A Novel apaQTL-SNP for the Modification of Non-Small-Cell Lung Cancer Susceptibility across Histological Subtypes

Abstract

Background: Alternative polyadenylation (APA) events may be modulated by single nucleotide polymorphisms (SNPs). Therefore, this study aims to evaluate the association between APA quantitative trait loci (apaQTLs)-related SNPs (apaQTL-SNPs) and non-small-cell lung cancer (NSCLC) risk. Methods: APA-related genes associated with NSCLC (LUAD and LUSC) were first identified, and the respective apaQTL-SNPs of those genes were selected. Then, a two-phase case-control study was performed to evaluate the association between candidate apaQTL-SNPs and NSCLC risk. Results: A total of 7 LUAD- and 21 LUSC-associated apaQTL-SNPs were selected.

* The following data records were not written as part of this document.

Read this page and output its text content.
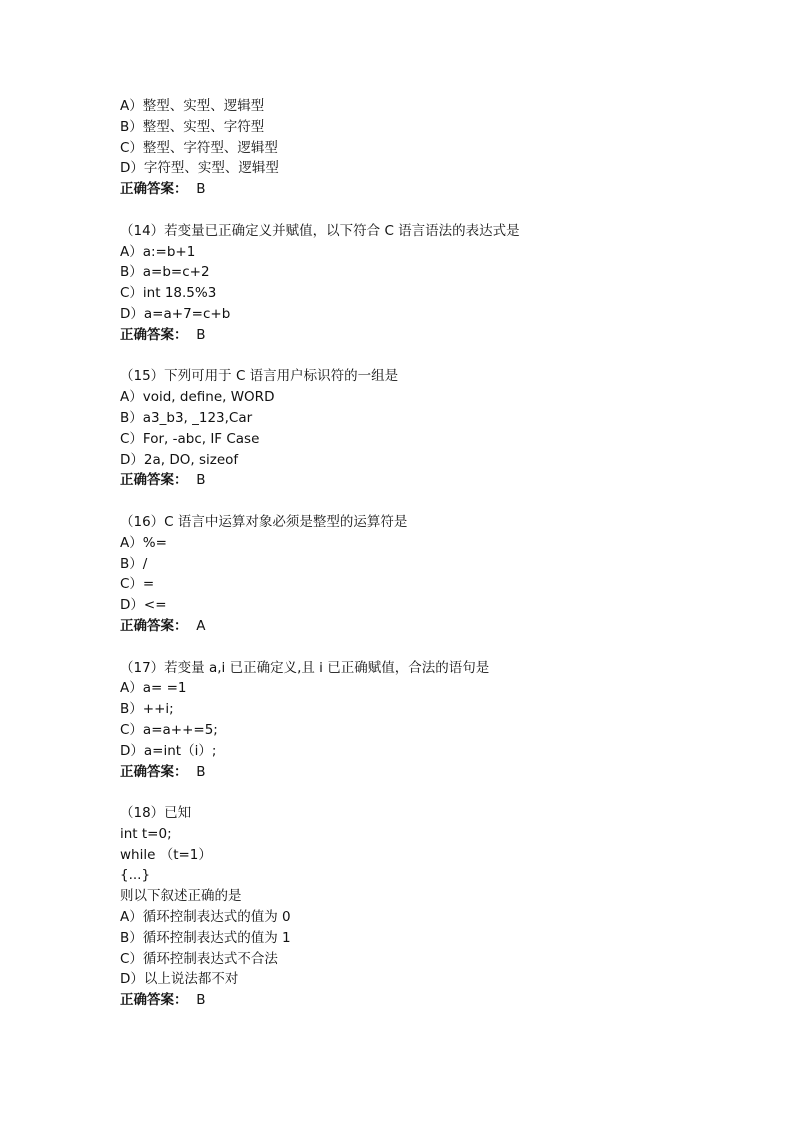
A）整型、实型、逻辑型
B）整型、实型、字符型
C）整型、字符型、逻辑型
D）字符型、实型、逻辑型
正确答案： B
（14）若变量已正确定义并赋值，以下符合 C 语言语法的表达式是
A）a:=b+1
B）a=b=c+2
C）int 18.5%3
D）a=a+7=c+b
正确答案： B
（15）下列可用于 C 语言用户标识符的一组是
A）void, define, WORD
B）a3_b3, _123,Car
C）For, -abc, IF Case
D）2a, DO, sizeof
正确答案： B
（16）C 语言中运算对象必须是整型的运算符是
A）%=
B）/
C）=
D）<=
正确答案： A
（17）若变量 a,i 已正确定义,且 i 已正确赋值，合法的语句是
A）a= =1
B）++i;
C）a=a++=5;
D）a=int（i）;
正确答案： B
（18）已知
int t=0;
while （t=1）
{...}
则以下叙述正确的是
A）循环控制表达式的值为 0
B）循环控制表达式的值为 1
C）循环控制表达式不合法
D）以上说法都不对
正确答案： B
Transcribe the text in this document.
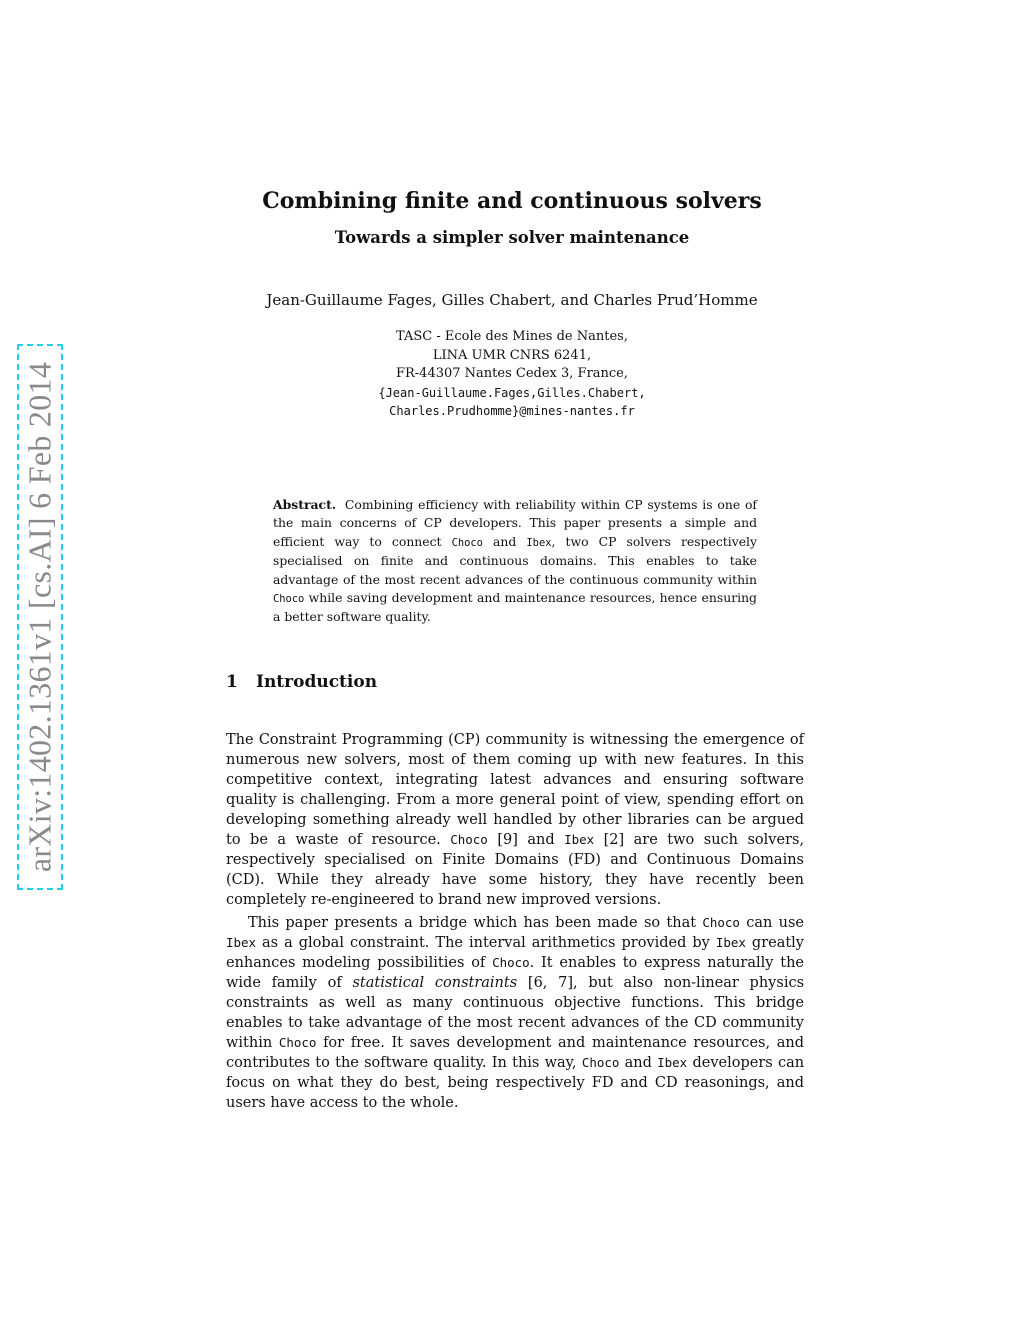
arXiv:1402.1361v1 [cs.AI] 6 Feb 2014
Combining finite and continuous solvers
Towards a simpler solver maintenance
Jean-Guillaume Fages, Gilles Chabert, and Charles Prud’Homme
TASC - Ecole des Mines de Nantes,
LINA UMR CNRS 6241,
FR-44307 Nantes Cedex 3, France,
{Jean-Guillaume.Fages,Gilles.Chabert,
Charles.Prudhomme}@mines-nantes.fr

Abstract. Combining efficiency with reliability within CP systems is one of the main concerns of CP developers. This paper presents a simple and efficient way to connect Choco and Ibex, two CP solvers respectively specialised on finite and continuous domains. This enables to take advantage of the most recent advances of the continuous community within Choco while saving development and maintenance resources, hence ensuring a better software quality.

1 Introduction

The Constraint Programming (CP) community is witnessing the emergence of numerous new solvers, most of them coming up with new features. In this competitive context, integrating latest advances and ensuring software quality is challenging. From a more general point of view, spending effort on developing something already well handled by other libraries can be argued to be a waste of resource. Choco [9] and Ibex [2] are two such solvers, respectively specialised on Finite Domains (FD) and Continuous Domains (CD). While they already have some history, they have recently been completely re-engineered to brand new improved versions.

This paper presents a bridge which has been made so that Choco can use Ibex as a global constraint. The interval arithmetics provided by Ibex greatly enhances modeling possibilities of Choco. It enables to express naturally the wide family of statistical constraints [6, 7], but also non-linear physics constraints as well as many continuous objective functions. This bridge enables to take advantage of the most recent advances of the CD community within Choco for free. It saves development and maintenance resources, and contributes to the software quality. In this way, Choco and Ibex developers can focus on what they do best, being respectively FD and CD reasonings, and users have access to the whole.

In the first phase, the apaQTL-SNP rs10138506 was significantly associated with LUAD risk (p < 0.05), whereas the other two apaQTL-SNPs (rs1130698 and rs1130719) were significantly associated with LUSC risk (p < 0.05). In the second phase, the variant G allele of rs10138506 was still significantly associated with an increased risk of LUAD (OR = 1.42, 95%CI = 1.02–1.98, p = 0.038). Functional annotation indicated that the variant G allele of rs10138506 was significantly associated with a higher PDUI value of CHURC1. Meanwhile, 3′RACE experiments verified the presence of two poly(A) sites (proximal and distal) in CHURC1, while qRT-PCR results indicated that different genotypes of rs1127968 which, in perfect LD with rs10138506, can mediate changes in the lengths of the 3′UTR of CHURC1 isoforms. Conclusion: The variant G allele of rs10138506 in CHURC1 was correlated with a longer 3′UTR of CHURC1 mRNA and an increased LUAD risk. Further studies should evaluate the interaction between rs10138506 and different 3′UTR lengths of CHURC1 that regulate LUAD development.